Due Process Ordinance Passes First Hurdle

dueprocess_2San Francisco – September 5, the SF Board of Supervisors’ Neighborhood Services and Safety Committee approved the broadly-supported Due Process ordinance by Sup. John Avalos (D-11) to end the city’s response to burdensome and likely unconstitutional immigration hold requests from federal authorities. The proposed bill now heads to the full board later this month.

The room was packed with faith leaders, survivors of domestic violence; constitutional rights lawyers, civil rights experts, immigrant rights and broad support of the LGBT community.  

Several community members told heartbreaking and compelling stories of calling police for help and then unjustified arrests by San Francisco police officers that resulted in extended detentions in the local jail and then transfered to ICE detention.

One woman told of being harassed by a man at a dance club in SF and then falsely accused of attacking him with a bottle which was later disproven. “Police arrested me and I didn’t even know why. I thought I was being taken in to declare as a witness what happened to me. Instead I was detained for four days. I thought I was going in front of a judge. I didn’t know my charges, Several days later I was turned over to ICE.  It has been very difficult for me and my kids. I didn’t know why I was there. I had the luck to finally be released on bail but how many do not make or have the resources for that and all of those families are still being separated?”

Following the hearing, scores of youth will lead a march in support of the ordinance, which would prevent the separation of hundreds of local families and enhance community confidence in local law enforcement. 

Background: With support rolling in from labor, faith, and community organizations, the San Francisco School Board, and more, momentum is growing for the “Due Process for All Ordinance.”

Introduced by Sup.
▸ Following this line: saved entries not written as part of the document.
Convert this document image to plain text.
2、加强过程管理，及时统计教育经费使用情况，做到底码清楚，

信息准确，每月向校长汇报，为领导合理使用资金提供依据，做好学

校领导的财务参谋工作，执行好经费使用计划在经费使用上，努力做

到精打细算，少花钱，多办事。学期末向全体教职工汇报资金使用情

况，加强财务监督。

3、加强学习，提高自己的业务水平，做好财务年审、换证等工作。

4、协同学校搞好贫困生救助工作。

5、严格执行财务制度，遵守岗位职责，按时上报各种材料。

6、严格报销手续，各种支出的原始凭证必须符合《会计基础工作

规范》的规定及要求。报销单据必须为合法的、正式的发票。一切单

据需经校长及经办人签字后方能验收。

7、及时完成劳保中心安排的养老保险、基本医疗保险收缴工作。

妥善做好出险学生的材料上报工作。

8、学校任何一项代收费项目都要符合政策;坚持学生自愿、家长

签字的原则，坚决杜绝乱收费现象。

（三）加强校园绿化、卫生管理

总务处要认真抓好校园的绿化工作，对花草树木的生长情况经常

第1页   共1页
John Avalos, the ordinance is co-sponsored by Supes David Chiu, London Breed, David Campos, Malia Cohen, Jane Kim, Eric Mar, and Norman Yee.

The measure would heal the painful impacts of the discredited “Secure” Communities or S-Comm deportation program, which has roiled San Francisco for three years. The program has deported hundreds of local residents and created a chilling effect for witnesses and survivors of crimes who want to work with local law enforcement, but fear deportation.

Immigration hold requests, often triggered by S-Comm, have put even survivors of domestic violence at risk of deportation, undermining public safety by putting crime witnesses and survivors at risk of deportation. In fact, a recent University of Illinois at Chicago scientific survey of Latinos in four major cities highlights the growing damage caused by entangling local police and sheriffs with broken federal deportation policies. The study found that 70% of undocumented Latino immigrants are less likely to contact law

Numerous legal experts have confirmed that these requests to detain aspiring citizens in jail for extra time, at local expense, beyond the beyond they would otherwise be released, are fully optionally under federal law and even risk violating the constitution. US Citizens have also been mistakenly held.

The “Due Process for All” ordinance would bring San Francisco in line with the practices of Cook County, IL (Chicago), Santa Clara County, CA, Washington, DC, and Newark, NJ, none of which currently respond to ICE holds. Meanwhile, a bill advancing in California’s legislature, the TRUST Act, would set an important minimum standard limiting some harmful hold requests throughout the state.